This four-line poem was written by Saigō Takamori to his father:
The child is determined to go to the countryside, or he will not return if he succeeds.
Mulberry fields don't need to bury bones, and life is everywhere.
My child has made up his mind to go out of his hometown and never come back until he has achieved something in his studies. Why bury the bones in the land of my hometown after death? The motherland has beautiful mountains and rivers, which can be used as a resting place.
Appreciation of "Four Musts: Changing Saigō Takamori's Poems into Fathers"
The first two sentences directly express the author's ambition and ambition to go home without starting a career. The last two sentences are quoted from the classics, which digs the poetry described in the previous sentence into a deeper artistic conception. While using the words of Japanese poets, they quoted the classic words in China's Scriptures, expressing the meaning that a man is cosmopolitan and my hero is cosmopolitan, which is both popular and elegant.
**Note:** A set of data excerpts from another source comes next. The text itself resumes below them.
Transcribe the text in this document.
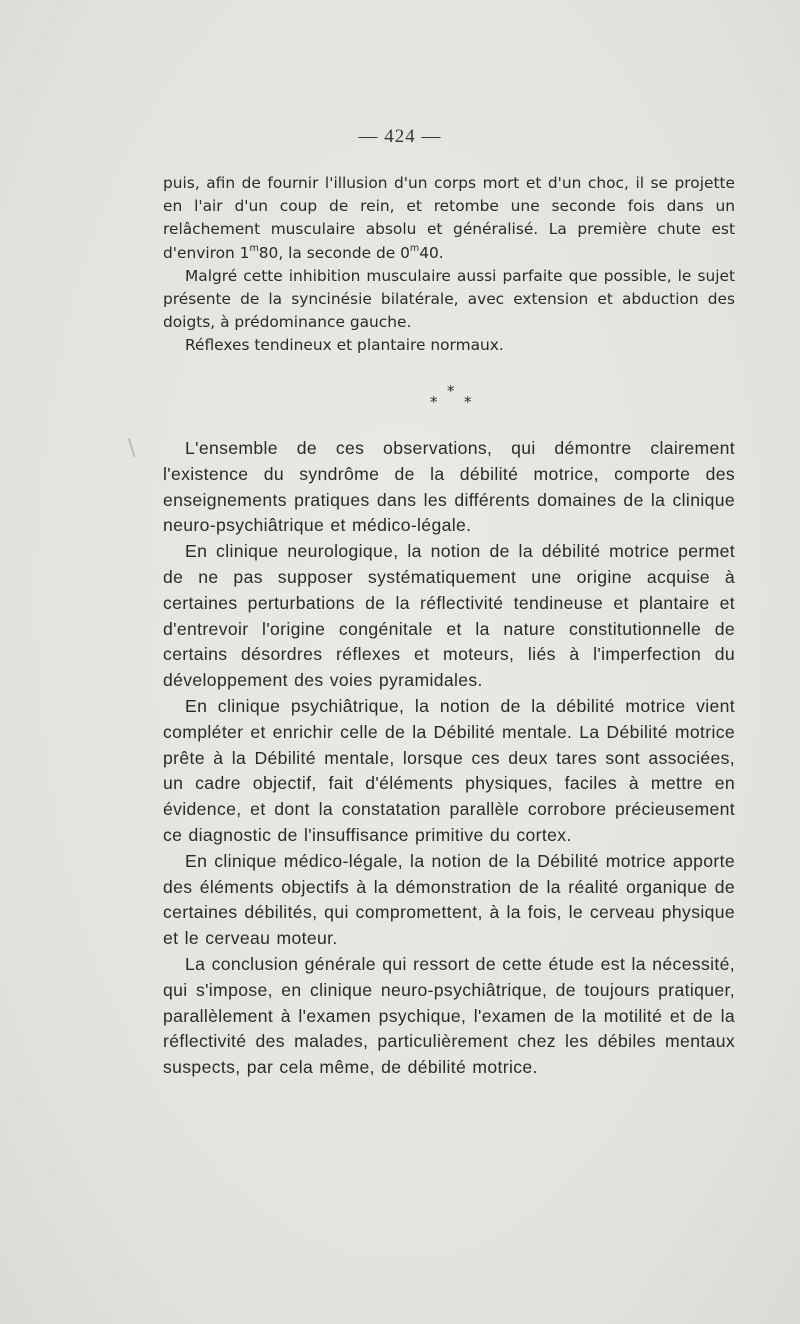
— 424 —

puis, afin de fournir l'illusion d'un corps mort et d'un choc, il se projette en l'air d'un coup de rein, et retombe une seconde fois dans un relâchement musculaire absolu et généralisé. La première chute est d'environ 1$^m$80, la seconde de 0$^m$40.

Malgré cette inhibition musculaire aussi parfaite que possible, le sujet présente de la syncinésie bilatérale, avec extension et abduction des doigts, à prédominance gauche.

Réflexes tendineux et plantaire normaux.

*
* *
\	L'ensemble de ces observations, qui démontre clairement l'existence du syndrôme de la débilité motrice, comporte des enseignements pratiques dans les différents domaines de la clinique neuro-psychiâtrique et médico-légale.

En clinique neurologique, la notion de la débilité motrice permet de ne pas supposer systématiquement une origine acquise à certaines perturbations de la réflectivité tendineuse et plantaire et d'entrevoir l'origine congénitale et la nature constitutionnelle de certains désordres réflexes et moteurs, liés à l'imperfection du développement des voies pyramidales.

En clinique psychiâtrique, la notion de la débilité motrice vient compléter et enrichir celle de la Débilité mentale. La Débilité motrice prête à la Débilité mentale, lorsque ces deux tares sont associées, un cadre objectif, fait d'éléments physiques, faciles à mettre en évidence, et dont la constatation parallèle corrobore précieusement ce diagnostic de l'insuffisance primitive du cortex.

En clinique médico-légale, la notion de la Débilité motrice apporte des éléments objectifs à la démonstration de la réalité organique de certaines débilités, qui compromettent, à la fois, le cerveau physique et le cerveau moteur.

La conclusion générale qui ressort de cette étude est la nécessité, qui s'impose, en clinique neuro-psychiâtrique, de toujours pratiquer, parallèlement à l'examen psychique, l'examen de la motilité et de la réflectivité des malades, particulièrement chez les débiles mentaux suspects, par cela même, de débilité motrice.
The whole poem is easy to understand and rhymes smoothly, which makes people read fluently. Through the use of ancient and modern Chinese and foreign classic words, it has become a poem of its own will. Concise but not simple, popular and elegant, it is the true expression of the great man's mentality and ambition. A great man with extraordinary ambition, intelligence, stubbornness, extraordinary memory and tenacious perseverance is heading for the first turning point in life.